Keeping the tip of his tongue on his bottom lip, he pushed the rest of it out of his mouth, and then inhaled deeply through his mouth. He was too preoccupied to blink.

For his entire life the memory of the pool had consisted of two things; an enormous symmetrical hole in the ground, and pretty tiles. He’d been down only a handful of times, but never for long. Though the tiles were pretty, up close as well as from afar, and even prettier than most things in the city, it was still a hole. There was nothing to do down there.

He walked toward it slowly, a frown finding its way onto his forehead. Sono ran his fingers across the bulging eyebrows his elusive feelings had raised.

There was no doubt about it being a liquid; its innumerable small waves, breaking one after the other, were like fresh creases in a sheet of plastic, leaving the faintest of white trails on the cyan-colored surface. He had only seen such cleanness, such vivid colors on Core advertisements.
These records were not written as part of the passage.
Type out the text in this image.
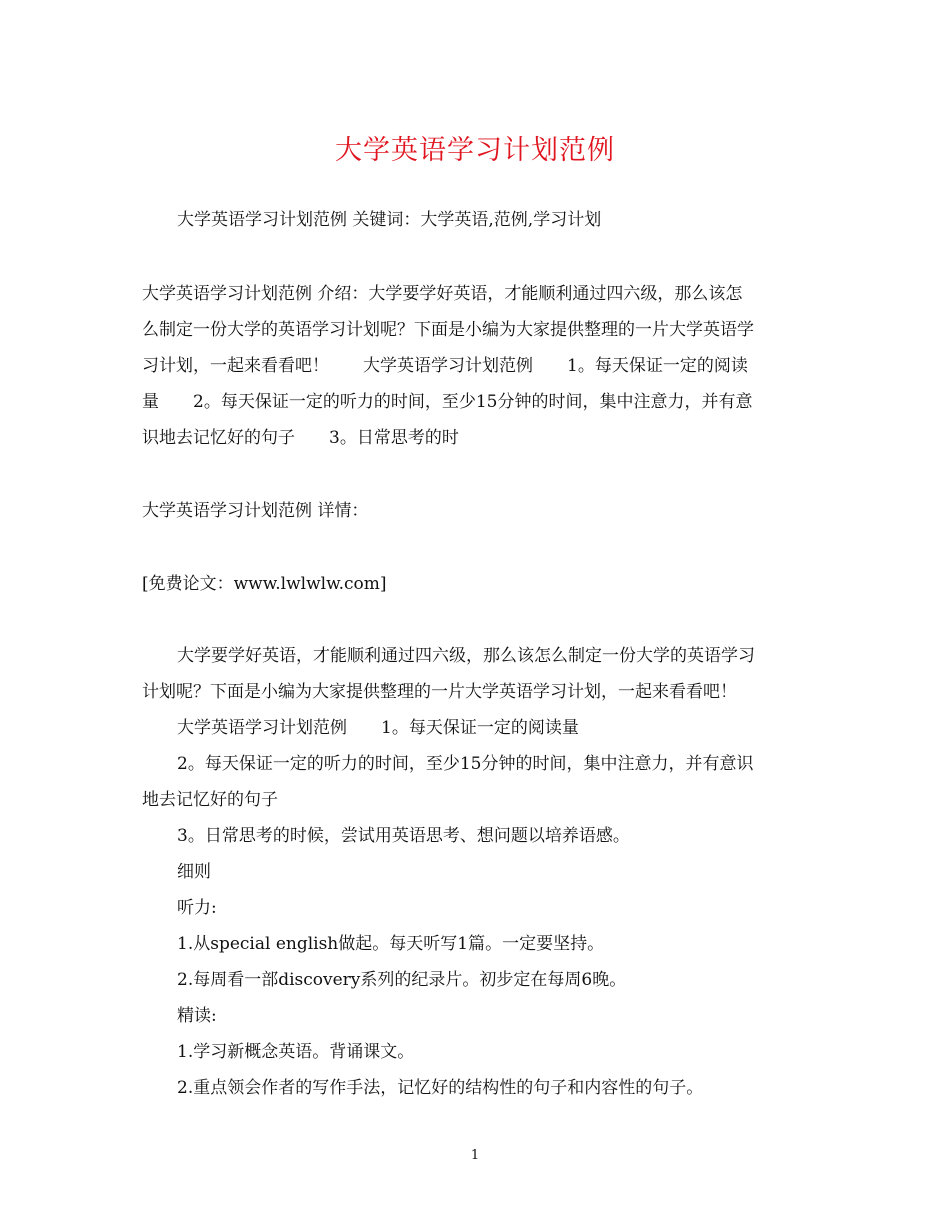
大学英语学习计划范例
大学英语学习计划范例 关键词：大学英语,范例,学习计划
大学英语学习计划范例 介绍：大学要学好英语，才能顺利通过四六级，那么该怎
么制定一份大学的英语学习计划呢？下面是小编为大家提供整理的一片大学英语学
习计划，一起来看看吧！　　大学英语学习计划范例　　1。每天保证一定的阅读
量　　2。每天保证一定的听力的时间，至少15分钟的时间，集中注意力，并有意
识地去记忆好的句子　　3。日常思考的时
大学英语学习计划范例 详情：
[免费论文：www.lwlwlw.com]
大学要学好英语，才能顺利通过四六级，那么该怎么制定一份大学的英语学习
计划呢？下面是小编为大家提供整理的一片大学英语学习计划，一起来看看吧！
大学英语学习计划范例　　1。每天保证一定的阅读量
2。每天保证一定的听力的时间，至少15分钟的时间，集中注意力，并有意识
地去记忆好的句子
3。日常思考的时候，尝试用英语思考、想问题以培养语感。
细则
听力:
1.从special english做起。每天听写1篇。一定要坚持。
2.每周看一部discovery系列的纪录片。初步定在每周6晚。
精读:
1.学习新概念英语。背诵课文。
2.重点领会作者的写作手法，记忆好的结构性的句子和内容性的句子。
1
It looked surreal.

Sono froze in place, and while he stood there, motionless, an almost aggressive joy bubbled up from his trunk, thrashing past his squishy insides on its frantic struggle upward. “Grandpa!” Sono shouted elatedly, quite spontaneously, his smile keeping both his lips and teeth from joining. He spun around swiftly, searching for his grandpa.

The Core couldn’t have anything to do with it. No. Sono shook his head to further entrench it. No.

He wondered how the hell his grandpa had pulled off something like this. Had he filtered it all? An Olympic-size swimming pool’s worth? The color suggested it, but logic deemed him a fool. The color was so unpolluted; no visible impurities whatsoever. Had he boiled it all as well? Was the week he hadn’t seen him enough to fill it up by himself? Had he had help? His elusive friend?